Das Zimmer, in dem Alexander Minukov und seine Ehefrau Elvira stehen, soll einmal das Kinderzimmer des kleinen Nikita werden. Auf dem Foto lächelt der Siebenjährige. Ob hier wirklich irgendwann ein fröhlicher Nikita herumtollt, hängt vom Ausgang des laufenden Verwaltungsverfahrens ab.
„Das hätte ich nie gedacht", sagt Alexander Minukov: Dass ein Land, in dem zu wenig Kinder geboren werden, ihm solche Steine in den Weg legen würde, seine kleine Familie hier in Heidingsfeld anzusiedeln. Seit März 2005 ist der Spätaussiedler deutscher Staatsbürger, im August 2007 hatte er seine Frau Elvira, eine russische Staatsangehörige, geheiratet. Die 27-Jährige beantragte mit dem heute siebenjährigen Nikita, ihrem Sohn aus erster Ehe, ein dauerhaftes Bleiberecht.
Doch das Ausländeramt verweigert die Familienzusammenführung, weil Alexander Minukov den Unterhalt der kleinen Familie nicht selbst sichern könne. Laut Anwalt Koch bietet es lediglich an, entweder die Mutter oder ihr Kind nach Deutschland zu holen.

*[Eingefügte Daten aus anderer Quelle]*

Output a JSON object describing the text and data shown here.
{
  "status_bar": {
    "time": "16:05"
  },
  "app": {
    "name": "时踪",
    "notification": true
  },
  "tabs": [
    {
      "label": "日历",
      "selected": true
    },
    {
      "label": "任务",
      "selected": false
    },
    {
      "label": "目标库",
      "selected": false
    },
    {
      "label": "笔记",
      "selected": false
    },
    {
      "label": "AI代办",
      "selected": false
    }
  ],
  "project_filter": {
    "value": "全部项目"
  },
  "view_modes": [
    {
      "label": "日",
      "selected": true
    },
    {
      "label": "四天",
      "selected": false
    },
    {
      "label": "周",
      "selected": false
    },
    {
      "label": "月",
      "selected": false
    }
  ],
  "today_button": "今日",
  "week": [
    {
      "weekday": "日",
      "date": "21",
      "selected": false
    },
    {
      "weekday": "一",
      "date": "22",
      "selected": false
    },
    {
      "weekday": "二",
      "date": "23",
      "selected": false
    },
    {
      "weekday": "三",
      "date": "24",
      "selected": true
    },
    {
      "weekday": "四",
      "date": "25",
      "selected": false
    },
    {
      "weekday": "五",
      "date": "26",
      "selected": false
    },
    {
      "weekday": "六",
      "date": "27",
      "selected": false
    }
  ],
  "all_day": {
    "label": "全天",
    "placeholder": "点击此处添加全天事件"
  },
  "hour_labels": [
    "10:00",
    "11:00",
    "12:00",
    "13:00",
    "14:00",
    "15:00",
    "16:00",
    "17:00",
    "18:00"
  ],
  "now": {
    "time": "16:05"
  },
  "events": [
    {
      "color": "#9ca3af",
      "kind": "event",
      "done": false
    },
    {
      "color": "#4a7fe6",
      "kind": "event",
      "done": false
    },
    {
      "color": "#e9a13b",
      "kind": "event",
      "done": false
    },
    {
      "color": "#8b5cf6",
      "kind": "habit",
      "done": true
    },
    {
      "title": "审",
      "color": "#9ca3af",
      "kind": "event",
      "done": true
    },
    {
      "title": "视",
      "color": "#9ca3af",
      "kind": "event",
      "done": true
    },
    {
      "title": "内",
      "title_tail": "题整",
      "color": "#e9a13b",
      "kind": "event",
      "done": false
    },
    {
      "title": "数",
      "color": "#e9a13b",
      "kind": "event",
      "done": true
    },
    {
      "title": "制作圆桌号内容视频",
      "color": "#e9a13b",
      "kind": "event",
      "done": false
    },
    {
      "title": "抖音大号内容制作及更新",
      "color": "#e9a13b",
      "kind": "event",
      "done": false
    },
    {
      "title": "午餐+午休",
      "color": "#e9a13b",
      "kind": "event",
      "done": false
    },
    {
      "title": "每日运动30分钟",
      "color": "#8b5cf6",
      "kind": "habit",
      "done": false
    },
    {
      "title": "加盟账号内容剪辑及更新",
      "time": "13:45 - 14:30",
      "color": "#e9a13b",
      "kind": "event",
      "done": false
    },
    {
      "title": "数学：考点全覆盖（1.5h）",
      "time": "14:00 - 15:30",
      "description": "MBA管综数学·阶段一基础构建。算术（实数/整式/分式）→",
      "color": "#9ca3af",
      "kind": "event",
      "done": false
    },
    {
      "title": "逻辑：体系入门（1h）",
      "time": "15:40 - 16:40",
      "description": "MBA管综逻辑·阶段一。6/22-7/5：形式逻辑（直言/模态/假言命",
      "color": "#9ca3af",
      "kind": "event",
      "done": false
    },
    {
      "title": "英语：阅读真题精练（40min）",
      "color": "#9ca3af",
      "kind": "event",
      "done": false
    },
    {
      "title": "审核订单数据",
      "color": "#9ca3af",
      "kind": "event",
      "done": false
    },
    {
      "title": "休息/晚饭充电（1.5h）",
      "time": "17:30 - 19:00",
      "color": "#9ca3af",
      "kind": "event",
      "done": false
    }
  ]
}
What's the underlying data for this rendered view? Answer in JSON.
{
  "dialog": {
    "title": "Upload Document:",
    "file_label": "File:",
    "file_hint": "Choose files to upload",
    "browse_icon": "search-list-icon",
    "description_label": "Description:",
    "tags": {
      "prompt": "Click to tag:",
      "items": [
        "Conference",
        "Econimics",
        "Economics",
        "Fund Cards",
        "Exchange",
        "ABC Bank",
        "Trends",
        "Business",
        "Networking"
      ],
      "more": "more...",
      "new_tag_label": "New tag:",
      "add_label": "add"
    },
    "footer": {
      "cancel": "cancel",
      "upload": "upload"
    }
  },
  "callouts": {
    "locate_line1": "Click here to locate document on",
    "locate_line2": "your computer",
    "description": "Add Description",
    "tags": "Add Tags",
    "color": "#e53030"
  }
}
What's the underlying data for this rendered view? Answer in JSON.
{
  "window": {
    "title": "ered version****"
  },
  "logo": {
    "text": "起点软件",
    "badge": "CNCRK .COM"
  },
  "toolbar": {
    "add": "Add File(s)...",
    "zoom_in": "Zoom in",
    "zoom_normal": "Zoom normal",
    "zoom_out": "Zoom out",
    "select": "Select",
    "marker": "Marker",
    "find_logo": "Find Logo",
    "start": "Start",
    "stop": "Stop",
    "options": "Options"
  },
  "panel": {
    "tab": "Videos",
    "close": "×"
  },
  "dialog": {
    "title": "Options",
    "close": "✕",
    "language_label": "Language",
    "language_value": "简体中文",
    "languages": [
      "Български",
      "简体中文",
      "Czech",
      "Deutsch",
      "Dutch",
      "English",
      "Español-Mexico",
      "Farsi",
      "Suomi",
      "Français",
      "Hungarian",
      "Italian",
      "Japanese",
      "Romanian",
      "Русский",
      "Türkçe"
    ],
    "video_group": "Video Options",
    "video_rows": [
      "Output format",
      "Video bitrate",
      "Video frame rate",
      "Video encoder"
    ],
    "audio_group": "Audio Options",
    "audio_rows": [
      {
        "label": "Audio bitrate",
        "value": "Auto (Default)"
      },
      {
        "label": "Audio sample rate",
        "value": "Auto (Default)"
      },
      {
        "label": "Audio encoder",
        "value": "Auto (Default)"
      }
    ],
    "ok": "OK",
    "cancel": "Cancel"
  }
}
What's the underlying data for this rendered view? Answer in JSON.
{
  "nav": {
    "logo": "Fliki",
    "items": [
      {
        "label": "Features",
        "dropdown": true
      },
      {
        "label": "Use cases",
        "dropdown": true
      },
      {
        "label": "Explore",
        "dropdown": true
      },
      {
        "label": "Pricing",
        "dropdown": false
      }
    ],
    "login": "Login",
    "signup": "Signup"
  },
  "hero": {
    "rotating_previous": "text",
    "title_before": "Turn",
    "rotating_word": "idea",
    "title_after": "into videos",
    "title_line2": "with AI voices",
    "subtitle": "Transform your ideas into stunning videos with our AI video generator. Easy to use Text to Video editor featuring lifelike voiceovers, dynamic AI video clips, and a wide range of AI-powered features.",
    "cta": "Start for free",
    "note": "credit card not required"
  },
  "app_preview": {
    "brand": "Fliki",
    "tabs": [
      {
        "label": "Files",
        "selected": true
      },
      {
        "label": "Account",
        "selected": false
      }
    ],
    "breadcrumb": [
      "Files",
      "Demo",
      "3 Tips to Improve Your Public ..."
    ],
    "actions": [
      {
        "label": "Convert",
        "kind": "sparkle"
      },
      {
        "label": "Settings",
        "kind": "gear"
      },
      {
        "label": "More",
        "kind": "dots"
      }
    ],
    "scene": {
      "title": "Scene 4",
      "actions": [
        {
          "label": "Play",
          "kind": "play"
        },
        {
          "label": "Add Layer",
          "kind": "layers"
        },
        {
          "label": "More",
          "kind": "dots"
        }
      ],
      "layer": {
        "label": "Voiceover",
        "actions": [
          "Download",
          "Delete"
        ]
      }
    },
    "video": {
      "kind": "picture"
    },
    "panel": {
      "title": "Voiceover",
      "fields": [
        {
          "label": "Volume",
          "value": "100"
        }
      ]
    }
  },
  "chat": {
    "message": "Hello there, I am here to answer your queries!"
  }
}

Minukow, der sehr gut Deutsch spricht und sich derzeit in einer weiterbildenden Maßnahme des Arbeitsamtes befindet, versteht die Welt nicht mehr. „Ich habe sogar schon an der Schule nachgefragt, wie es mit einem Platz für Nikita aussieht – jetzt wäre er im besten Alter, um schnell und leicht Deutsch zu lernen." Dass Ehefrau Elvira derzeit überhaupt bei ihrem Mann sein kann, verdanken beide lediglich dem Umstand, dass der Kleine gerade in einem Sommerlager ist und Elvira Minukov ein Besucher-Visum bekommen hat. Sobald das Sommerlager endet, wird sie wieder nach Russland zurückkehren. Wie danach alles weitergehen wird? „Wir haben so Angst, dass es nicht klappt", sagen beide. Trotzdem haben sie das Kinderzimmer frisch getüncht.
Michael Koch ist erschüttert. Die Entscheidung der Ausländerbehörde verstoße gegen grundlegende Menschenrechte, insbesondere gegen das Grundrecht auf Schutz von Ehe und Familie. Der Asyl- und Ausländerrechtsexperte, zugleich Vorsitzender des Freundeskreises für ausländische Flüchtlinge in Würzburg, kündigt an, gegen diese Behördenentscheidung am zuständigen Berliner Verwaltungsgericht zu klagen.
Koch ist zuversichtlich, den Prozess zu gewinnen, zumal alle anderen am Verfahren Beteiligten der Familienzusammenführung zugestimmt haben. Gegebenenfalls werde er die Stadt für die Unterbringungskosten haftbar machen, die den Minukovs entstehen, wenn das Verfahren lange dauert.
Grundsätzlich, so Koch, sei die Trennung von Mutter und Kind ein „äußerst schwerwiegender Eingriff“; der aktuelle Fall sei aber besonders hart, weil außer der Mutter niemand das Sorgerecht für den Siebenjährigen hat: Dem leiblichen Vater sei dies bereits von den russischen Behörden wegen Vernachlässigung entzogen worden, berichtet Koch. Was in Russland durchaus etwas heiße.
„Es macht mich fassungslos, wie hier die Würzburger Ausländerbehörde die Ehefrau des Deutschen zwingen will, entweder weiter von ihrem Mann getrennt zu leben oder aber sich von ihrem Kind zu trennen“, empört sich der Rechtsanwalt, der im Übrigen hofft, die Ausländerbehörde doch noch zum Einlenken bewegen zu können.
Insbesondere die lapidare Begründung des Ordnungsamtes – man habe das „schon immer so gehandhabt" – dürfte für reges Interesse am Ausgang des Falles sorgen, vermutet der Anwalt. Die Formulierung alleine rechtfertige bereits die Klage. Man könne davon ausgehen, dass die Stadt in zukünftigen ähnlich gelagerten Fällen ohne nähere Begründung wieder so entscheidet.
Nachdem die Stadt Würzburg die Main-Post-Bitte um eine Stellungnahme zum Verfahren zunächst eine Woche lang unbeantwortet ließ, teilte ein Sprecher jetzt auf erneute Nachfrage mit, zu konkreten Fragen eines laufenden Verfahren gebe man öffentlich keine Stellungnahme ab.